CEO Valero, Lane Riggs, memperkirakan dua kilang di AS akan tutup tahun ini. Meski demikian, ia menilai kapasitas tambahan yang terbatas setelah 2025 bisa membantu menopang margin kilang dalam jangka panjang.
Di sisi lain, investor juga mencemaskan ancaman Presiden AS Donald Trump yang berencana menerapkan tarif impor minyak mentah dari Kanada dan Meksiko mulai 1 Februari. Jika benar diberlakukan, kebijakan ini dapat meningkatkan biaya operasional bagi kilang di AS.
Raksasa energi asal Prancis, TotalEnergies, dijadwalkan merilis laporan keuangan kuartal keempat pada 5 Februari, sementara perusahaan minyak Inggris, BP, akan melaporkan hasilnya pada 11 Februari.
BP sendiri sudah memberikan peringatan bahwa penurunan margin kilang serta dampak dari aktivitas perawatan dan perombakan fasilitas bisa memangkas laba mereka hingga USD300 juta (sekitar Rp4,8 triliun) secara kuartalan.
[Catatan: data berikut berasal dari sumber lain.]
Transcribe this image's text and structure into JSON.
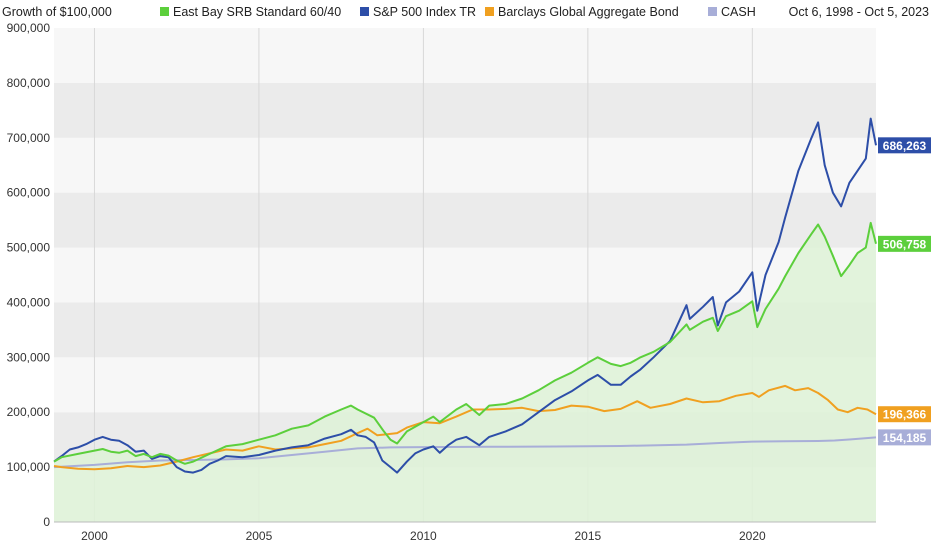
{
  "header": {
    "title": "Growth of $100,000",
    "date_range": "Oct 6, 1998 - Oct 5, 2023"
  },
  "colors": {
    "East Bay SRB Standard 60/40": "#5ccf3c",
    "S&P 500 Index TR": "#2d4ea8",
    "Barclays Global Aggregate Bond": "#f0a020",
    "CASH": "#a8aed8",
    "area_fill": "#dff2d8",
    "band_dark": "#ebebeb",
    "band_light": "#f7f7f7"
  },
  "chart_data": {
    "type": "line",
    "title": "Growth of $100,000",
    "date_range": "Oct 6, 1998 - Oct 5, 2023",
    "xlim": [
      1998.77,
      2023.76
    ],
    "ylim": [
      0,
      900000
    ],
    "y_ticks": [
      0,
      100000,
      200000,
      300000,
      400000,
      500000,
      600000,
      700000,
      800000,
      900000
    ],
    "y_tick_labels": [
      "0",
      "100,000",
      "200,000",
      "300,000",
      "400,000",
      "500,000",
      "600,000",
      "700,000",
      "800,000",
      "900,000"
    ],
    "x_ticks": [
      2000,
      2005,
      2010,
      2015,
      2020
    ],
    "x_tick_labels": [
      "2000",
      "2005",
      "2010",
      "2015",
      "2020"
    ],
    "grid": "alternating horizontal bands, vertical gridlines at x ticks",
    "legend_position": "top",
    "series": [
      {
        "name": "East Bay SRB Standard 60/40",
        "area": true,
        "end_label": "506,758",
        "points": [
          [
            1998.77,
            110000
          ],
          [
            1999.0,
            118000
          ],
          [
            1999.5,
            124000
          ],
          [
            2000.0,
            130000
          ],
          [
            2000.25,
            133000
          ],
          [
            2000.5,
            128000
          ],
          [
            2000.75,
            126000
          ],
          [
            2001.0,
            130000
          ],
          [
            2001.25,
            120000
          ],
          [
            2001.5,
            124000
          ],
          [
            2001.75,
            118000
          ],
          [
            2002.0,
            124000
          ],
          [
            2002.25,
            121000
          ],
          [
            2002.5,
            112000
          ],
          [
            2002.75,
            106000
          ],
          [
            2003.0,
            110000
          ],
          [
            2003.5,
            124000
          ],
          [
            2004.0,
            138000
          ],
          [
            2004.5,
            142000
          ],
          [
            2005.0,
            150000
          ],
          [
            2005.5,
            158000
          ],
          [
            2006.0,
            170000
          ],
          [
            2006.5,
            176000
          ],
          [
            2007.0,
            192000
          ],
          [
            2007.5,
            205000
          ],
          [
            2007.8,
            212000
          ],
          [
            2008.0,
            205000
          ],
          [
            2008.5,
            190000
          ],
          [
            2008.8,
            165000
          ],
          [
            2009.0,
            150000
          ],
          [
            2009.2,
            143000
          ],
          [
            2009.5,
            165000
          ],
          [
            2010.0,
            182000
          ],
          [
            2010.3,
            192000
          ],
          [
            2010.5,
            182000
          ],
          [
            2011.0,
            205000
          ],
          [
            2011.3,
            215000
          ],
          [
            2011.7,
            195000
          ],
          [
            2012.0,
            212000
          ],
          [
            2012.5,
            215000
          ],
          [
            2013.0,
            225000
          ],
          [
            2013.5,
            240000
          ],
          [
            2014.0,
            258000
          ],
          [
            2014.5,
            272000
          ],
          [
            2015.0,
            290000
          ],
          [
            2015.3,
            300000
          ],
          [
            2015.7,
            288000
          ],
          [
            2016.0,
            284000
          ],
          [
            2016.3,
            290000
          ],
          [
            2016.6,
            300000
          ],
          [
            2017.0,
            310000
          ],
          [
            2017.5,
            328000
          ],
          [
            2018.0,
            360000
          ],
          [
            2018.1,
            350000
          ],
          [
            2018.5,
            365000
          ],
          [
            2018.8,
            372000
          ],
          [
            2018.95,
            348000
          ],
          [
            2019.2,
            375000
          ],
          [
            2019.6,
            385000
          ],
          [
            2020.0,
            402000
          ],
          [
            2020.15,
            355000
          ],
          [
            2020.4,
            388000
          ],
          [
            2020.8,
            425000
          ],
          [
            2021.0,
            448000
          ],
          [
            2021.4,
            490000
          ],
          [
            2021.8,
            525000
          ],
          [
            2022.0,
            542000
          ],
          [
            2022.2,
            520000
          ],
          [
            2022.45,
            485000
          ],
          [
            2022.7,
            448000
          ],
          [
            2022.95,
            468000
          ],
          [
            2023.2,
            490000
          ],
          [
            2023.45,
            500000
          ],
          [
            2023.6,
            545000
          ],
          [
            2023.76,
            506758
          ]
        ]
      },
      {
        "name": "S&P 500 Index TR",
        "area": false,
        "end_label": "686,263",
        "points": [
          [
            1998.77,
            110000
          ],
          [
            1999.0,
            120000
          ],
          [
            1999.25,
            132000
          ],
          [
            1999.5,
            136000
          ],
          [
            1999.75,
            142000
          ],
          [
            2000.0,
            150000
          ],
          [
            2000.25,
            155000
          ],
          [
            2000.5,
            150000
          ],
          [
            2000.75,
            148000
          ],
          [
            2001.0,
            140000
          ],
          [
            2001.25,
            128000
          ],
          [
            2001.5,
            130000
          ],
          [
            2001.75,
            115000
          ],
          [
            2002.0,
            120000
          ],
          [
            2002.25,
            118000
          ],
          [
            2002.5,
            100000
          ],
          [
            2002.75,
            92000
          ],
          [
            2003.0,
            90000
          ],
          [
            2003.25,
            95000
          ],
          [
            2003.5,
            106000
          ],
          [
            2003.75,
            112000
          ],
          [
            2004.0,
            120000
          ],
          [
            2004.5,
            118000
          ],
          [
            2005.0,
            122000
          ],
          [
            2005.5,
            130000
          ],
          [
            2006.0,
            136000
          ],
          [
            2006.5,
            140000
          ],
          [
            2007.0,
            152000
          ],
          [
            2007.5,
            160000
          ],
          [
            2007.8,
            168000
          ],
          [
            2008.0,
            158000
          ],
          [
            2008.25,
            155000
          ],
          [
            2008.5,
            145000
          ],
          [
            2008.75,
            112000
          ],
          [
            2009.0,
            100000
          ],
          [
            2009.2,
            90000
          ],
          [
            2009.5,
            110000
          ],
          [
            2009.75,
            125000
          ],
          [
            2010.0,
            132000
          ],
          [
            2010.3,
            138000
          ],
          [
            2010.5,
            126000
          ],
          [
            2010.75,
            140000
          ],
          [
            2011.0,
            150000
          ],
          [
            2011.3,
            155000
          ],
          [
            2011.7,
            140000
          ],
          [
            2012.0,
            155000
          ],
          [
            2012.5,
            165000
          ],
          [
            2013.0,
            178000
          ],
          [
            2013.5,
            200000
          ],
          [
            2014.0,
            222000
          ],
          [
            2014.5,
            238000
          ],
          [
            2015.0,
            258000
          ],
          [
            2015.3,
            268000
          ],
          [
            2015.7,
            250000
          ],
          [
            2016.0,
            250000
          ],
          [
            2016.3,
            265000
          ],
          [
            2016.6,
            278000
          ],
          [
            2017.0,
            300000
          ],
          [
            2017.5,
            330000
          ],
          [
            2018.0,
            395000
          ],
          [
            2018.1,
            370000
          ],
          [
            2018.5,
            392000
          ],
          [
            2018.8,
            410000
          ],
          [
            2018.95,
            358000
          ],
          [
            2019.2,
            400000
          ],
          [
            2019.6,
            420000
          ],
          [
            2020.0,
            455000
          ],
          [
            2020.15,
            385000
          ],
          [
            2020.4,
            450000
          ],
          [
            2020.8,
            510000
          ],
          [
            2021.0,
            555000
          ],
          [
            2021.4,
            640000
          ],
          [
            2021.8,
            700000
          ],
          [
            2022.0,
            728000
          ],
          [
            2022.2,
            650000
          ],
          [
            2022.45,
            600000
          ],
          [
            2022.7,
            575000
          ],
          [
            2022.95,
            618000
          ],
          [
            2023.2,
            640000
          ],
          [
            2023.45,
            662000
          ],
          [
            2023.6,
            735000
          ],
          [
            2023.76,
            686263
          ]
        ]
      },
      {
        "name": "Barclays Global Aggregate Bond",
        "area": false,
        "end_label": "196,366",
        "points": [
          [
            1998.77,
            102000
          ],
          [
            1999.0,
            100000
          ],
          [
            1999.5,
            97000
          ],
          [
            2000.0,
            96000
          ],
          [
            2000.5,
            98000
          ],
          [
            2001.0,
            102000
          ],
          [
            2001.5,
            100000
          ],
          [
            2002.0,
            103000
          ],
          [
            2002.5,
            110000
          ],
          [
            2003.0,
            118000
          ],
          [
            2003.5,
            125000
          ],
          [
            2004.0,
            132000
          ],
          [
            2004.5,
            130000
          ],
          [
            2005.0,
            138000
          ],
          [
            2005.5,
            132000
          ],
          [
            2006.0,
            134000
          ],
          [
            2006.5,
            136000
          ],
          [
            2007.0,
            142000
          ],
          [
            2007.5,
            148000
          ],
          [
            2008.0,
            162000
          ],
          [
            2008.3,
            170000
          ],
          [
            2008.6,
            158000
          ],
          [
            2008.9,
            160000
          ],
          [
            2009.2,
            162000
          ],
          [
            2009.5,
            172000
          ],
          [
            2010.0,
            182000
          ],
          [
            2010.5,
            180000
          ],
          [
            2011.0,
            192000
          ],
          [
            2011.5,
            205000
          ],
          [
            2012.0,
            205000
          ],
          [
            2012.5,
            206000
          ],
          [
            2013.0,
            208000
          ],
          [
            2013.5,
            202000
          ],
          [
            2014.0,
            204000
          ],
          [
            2014.5,
            212000
          ],
          [
            2015.0,
            210000
          ],
          [
            2015.5,
            202000
          ],
          [
            2016.0,
            206000
          ],
          [
            2016.5,
            220000
          ],
          [
            2016.9,
            208000
          ],
          [
            2017.5,
            215000
          ],
          [
            2018.0,
            225000
          ],
          [
            2018.5,
            218000
          ],
          [
            2019.0,
            220000
          ],
          [
            2019.5,
            230000
          ],
          [
            2020.0,
            235000
          ],
          [
            2020.2,
            228000
          ],
          [
            2020.5,
            240000
          ],
          [
            2021.0,
            248000
          ],
          [
            2021.3,
            240000
          ],
          [
            2021.7,
            244000
          ],
          [
            2022.0,
            235000
          ],
          [
            2022.3,
            222000
          ],
          [
            2022.6,
            205000
          ],
          [
            2022.9,
            200000
          ],
          [
            2023.2,
            208000
          ],
          [
            2023.5,
            205000
          ],
          [
            2023.76,
            196366
          ]
        ]
      },
      {
        "name": "CASH",
        "area": false,
        "end_label": "154,185",
        "points": [
          [
            1998.77,
            100000
          ],
          [
            2000.0,
            104000
          ],
          [
            2001.0,
            109000
          ],
          [
            2002.0,
            112000
          ],
          [
            2003.0,
            113000
          ],
          [
            2004.0,
            114000
          ],
          [
            2005.0,
            116000
          ],
          [
            2006.0,
            122000
          ],
          [
            2007.0,
            128000
          ],
          [
            2008.0,
            134000
          ],
          [
            2009.0,
            136000
          ],
          [
            2010.0,
            136500
          ],
          [
            2012.0,
            137000
          ],
          [
            2014.0,
            137500
          ],
          [
            2016.0,
            138500
          ],
          [
            2018.0,
            141000
          ],
          [
            2019.0,
            144000
          ],
          [
            2020.0,
            146500
          ],
          [
            2021.0,
            147000
          ],
          [
            2022.0,
            147500
          ],
          [
            2022.5,
            148500
          ],
          [
            2023.0,
            150500
          ],
          [
            2023.76,
            154185
          ]
        ]
      }
    ]
  }
}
Dengan tekanan yang semakin besar, bisnis penyulingan tampaknya harus melewati periode sulit sebelum bisa kembali stabil.(*)
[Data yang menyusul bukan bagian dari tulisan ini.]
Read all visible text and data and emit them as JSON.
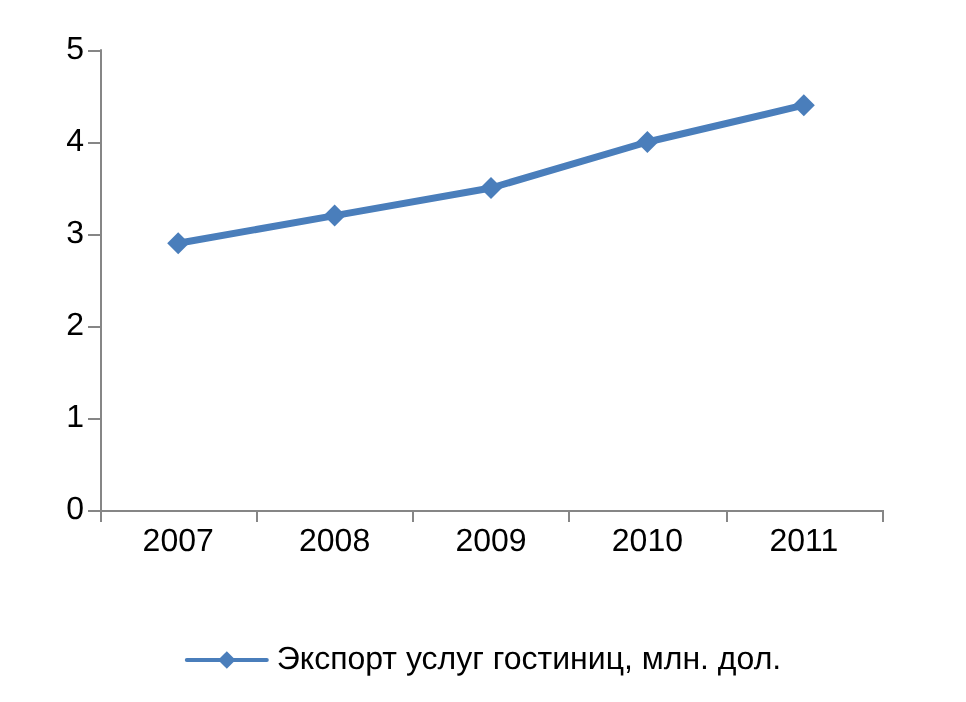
{
  "chart_data": {
    "type": "line",
    "categories": [
      "2007",
      "2008",
      "2009",
      "2010",
      "2011"
    ],
    "series": [
      {
        "name": "Экспорт услуг гостиниц, млн. дол.",
        "color": "#4a7ebb",
        "values": [
          2.9,
          3.2,
          3.5,
          4.0,
          4.4
        ]
      }
    ],
    "ylim": [
      0,
      5
    ],
    "yticks": [
      0,
      1,
      2,
      3,
      4,
      5
    ],
    "grid": false,
    "legend": "bottom",
    "marker": "diamond",
    "line_style": "solid"
  }
}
Artikel ini disediakan untuk tujuan informasi semata dan bukan merupakan ajakan, rekomendasi, atau instruksi untuk membeli atau menjual saham. Segala bentuk analisis dan rekomendasi saham sepenuhnya berasal dari pihak analis atau sekuritas yang bersangkutan. KabarBursa.com tidak bertanggung jawab atas keputusan investasi, kerugian, atau keuntungan yang timbul akibat penggunaan informasi dalam artikel ini. Keputusan investasi sepenuhnya merupakan tanggung jawab investor. Investor diharapkan melakukan riset independen dan mempertimbangkan risiko dengan cermat sebelum mengambil keputusan investasi.